Libya's internationally recognized government appealed to Arab countries to carry out airstrikes against the local Islamic State affiliate which is expanding its hold on the coastal city of Sirte.

The statement late Saturday came after the IS affiliate seized control of a new neighbourhood in Sirte. The militants shelled the area, killed a senior cleric and hung the bodies of prisoners over bridges.

"The Libyan government, unable to ward off these terrorist groups because of the arms embargo, and out of its historic responsibility toward its people, calls on brotherly Arab countries ... to launch airstrikes against specific targets of (IS) locations in Sirte in coordination with our concerned bodies," the statement said.

The government also condemned the failure of the international community to take action against the group's rise in Libya.

The Arab League said it will hold an emergency meeting on Libya on Tuesday.

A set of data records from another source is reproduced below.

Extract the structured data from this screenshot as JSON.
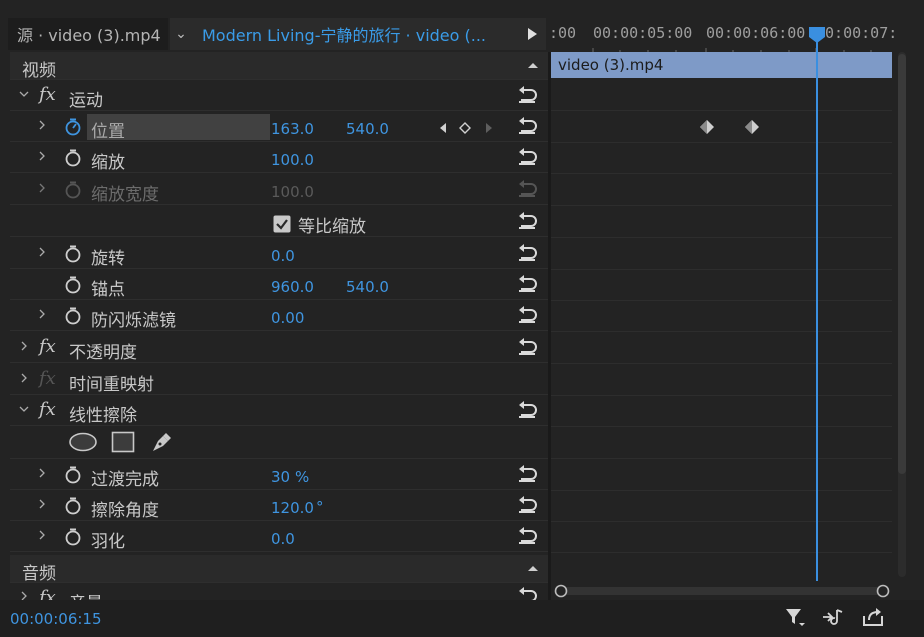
{
  "tabs": {
    "source_tab": "源 · video (3).mp4",
    "sequence_tab": "Modern  Living-宁静的旅行 · video (..."
  },
  "ruler": {
    "labels": [
      ":00",
      "00:00:05:00",
      "00:00:06:00",
      "00:00:07:"
    ]
  },
  "clip": {
    "name": "video (3).mp4"
  },
  "sections": {
    "video": "视频",
    "audio": "音频"
  },
  "effects": {
    "motion": "运动",
    "position": {
      "label": "位置",
      "x": "163.0",
      "y": "540.0"
    },
    "scale": {
      "label": "缩放",
      "value": "100.0"
    },
    "scale_width": {
      "label": "缩放宽度",
      "value": "100.0"
    },
    "uniform_scale": {
      "label": "等比缩放",
      "checked": true
    },
    "rotation": {
      "label": "旋转",
      "value": "0.0"
    },
    "anchor": {
      "label": "锚点",
      "x": "960.0",
      "y": "540.0"
    },
    "anti_flicker": {
      "label": "防闪烁滤镜",
      "value": "0.00"
    },
    "opacity": "不透明度",
    "time_remap": "时间重映射",
    "linear_wipe": "线性擦除",
    "transition_completion": {
      "label": "过渡完成",
      "value": "30",
      "unit": "%"
    },
    "wipe_angle": {
      "label": "擦除角度",
      "value": "120.0",
      "unit": "°"
    },
    "feather": {
      "label": "羽化",
      "value": "0.0"
    },
    "volume": "音量"
  },
  "footer": {
    "timecode": "00:00:06:15"
  },
  "colors": {
    "accent": "#3f95e0",
    "clip": "#7e9ac7",
    "background": "#232323"
  },
  "icons": [
    "stopwatch-icon",
    "reset-icon",
    "keyframe-icon",
    "ellipse-mask-icon",
    "rect-mask-icon",
    "pen-mask-icon",
    "filter-icon",
    "audio-icon",
    "export-icon"
  ]
}
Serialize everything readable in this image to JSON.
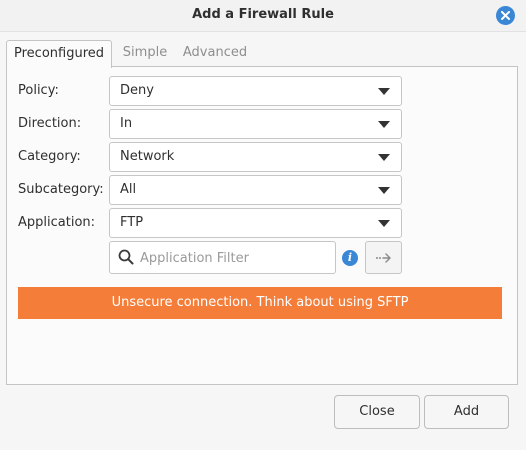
{
  "window": {
    "title": "Add a Firewall Rule",
    "close_icon": "close-icon",
    "accent_color": "#3a87d6"
  },
  "tabs": [
    {
      "label": "Preconfigured",
      "active": true
    },
    {
      "label": "Simple",
      "active": false
    },
    {
      "label": "Advanced",
      "active": false
    }
  ],
  "form": {
    "policy": {
      "label": "Policy:",
      "value": "Deny"
    },
    "direction": {
      "label": "Direction:",
      "value": "In"
    },
    "category": {
      "label": "Category:",
      "value": "Network"
    },
    "subcategory": {
      "label": "Subcategory:",
      "value": "All"
    },
    "application": {
      "label": "Application:",
      "value": "FTP"
    },
    "filter": {
      "placeholder": "Application Filter",
      "value": ""
    }
  },
  "warning": {
    "text": "Unsecure connection. Think about using SFTP",
    "color": "#f47d3a"
  },
  "buttons": {
    "close": "Close",
    "add": "Add"
  }
}
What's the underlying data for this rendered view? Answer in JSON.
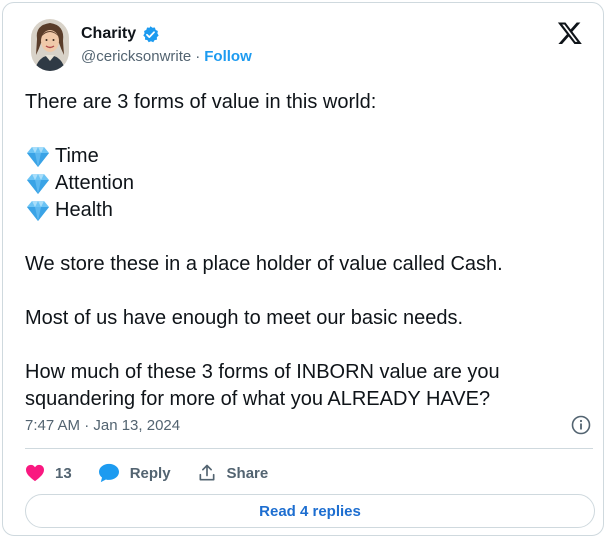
{
  "author": {
    "name": "Charity",
    "handle": "@cericksonwrite",
    "separator": "·",
    "follow_label": "Follow",
    "verified_color": "#1d9bf0"
  },
  "icons": {
    "verified": "verified-badge-icon",
    "brand": "x-logo-icon",
    "gem": "gem-stone-icon",
    "info": "info-icon",
    "like": "heart-icon",
    "reply": "speech-bubble-icon",
    "share": "share-upload-icon"
  },
  "tweet": {
    "intro": "There are 3 forms of value in this world:",
    "values": [
      "Time",
      "Attention",
      "Health"
    ],
    "line_cash": "We store these in a place holder of value called Cash.",
    "line_needs": "Most of us have enough to meet our basic needs.",
    "line_question": "How much of these 3 forms of INBORN value are you squandering for more of what you ALREADY HAVE?"
  },
  "timestamp": "7:47 AM · Jan 13, 2024",
  "actions": {
    "like_count": "13",
    "reply_label": "Reply",
    "share_label": "Share"
  },
  "read_replies_label": "Read 4 replies",
  "colors": {
    "accent": "#1d9bf0",
    "like": "#f91880",
    "text": "#0f1419",
    "muted": "#536471",
    "border": "#cfd9de"
  }
}
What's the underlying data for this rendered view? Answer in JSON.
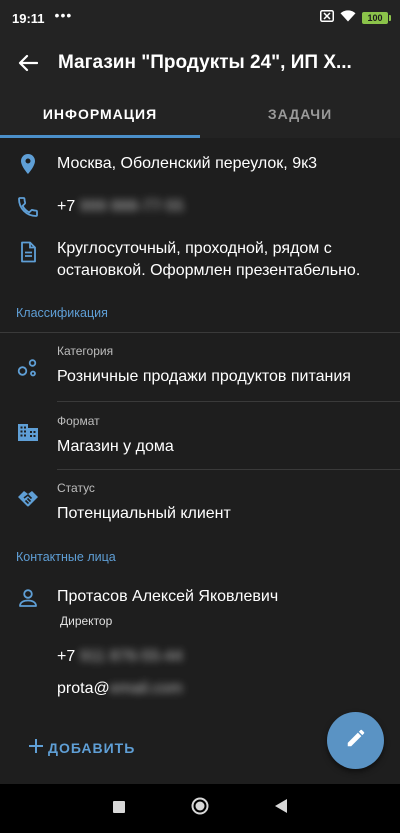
{
  "status_bar": {
    "time": "19:11",
    "dots": "•••",
    "battery": "100"
  },
  "app_bar": {
    "title": "Магазин \"Продукты 24\", ИП Х..."
  },
  "tabs": [
    {
      "label": "ИНФОРМАЦИЯ",
      "active": true
    },
    {
      "label": "ЗАДАЧИ",
      "active": false
    }
  ],
  "info": {
    "address": "Москва, Оболенский переулок, 9к3",
    "phone_prefix": "+7",
    "phone_hidden": "999 888-77-55",
    "description": "Круглосуточный, проходной, рядом с остановкой. Оформлен презентабельно."
  },
  "classification": {
    "section_label": "Классификация",
    "category_label": "Категория",
    "category_value": "Розничные продажи продуктов питания",
    "format_label": "Формат",
    "format_value": "Магазин у дома",
    "status_label": "Статус",
    "status_value": "Потенциальный клиент"
  },
  "contacts": {
    "section_label": "Контактные лица",
    "name": "Протасов Алексей Яковлевич",
    "role": "Директор",
    "phone_prefix": "+7",
    "phone_hidden": "911 876-55-44",
    "email_prefix": "prota@",
    "email_hidden": "email.com",
    "add_label": "ДОБАВИТЬ"
  },
  "colors": {
    "accent": "#5f9fd6",
    "fab": "#5a93c4",
    "background": "#1e1e1e",
    "header": "#232323"
  },
  "icons": {
    "back": "arrow-left",
    "address": "location-pin",
    "phone": "phone",
    "description": "document",
    "category": "category-bubbles",
    "format": "building",
    "status": "handshake",
    "contact": "person",
    "add": "plus",
    "fab": "pencil"
  }
}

Egypt has joined Libya's government in calls for international intervention there against IS. Egypt has carried out airstrikes inside Libya, including in February after Islamic State militants killed 21 Egyptian hostages there.

The IS affiliate posted pictures on social media showing booty it seized from the neighborhood in Sirte, including vehicles and ammunition.

Fighting began earlier this week after a rival Islamist group, backed by a local tribe, refused to pledge allegiance to IS and called for a revolt.

Residents fled as IS militants took over the area. Awad Salem, whose family remains in the city, said IS fighters seized homes, refusing to allow residents to return until they search them for weapons.

Libya has slid into chaos since the 2011 overthrow and killing of longtime dictator Moammar Gadhafi. It is now divided between an elected parliament and government in the east, and an Islamist militia-backed government based in Tripoli.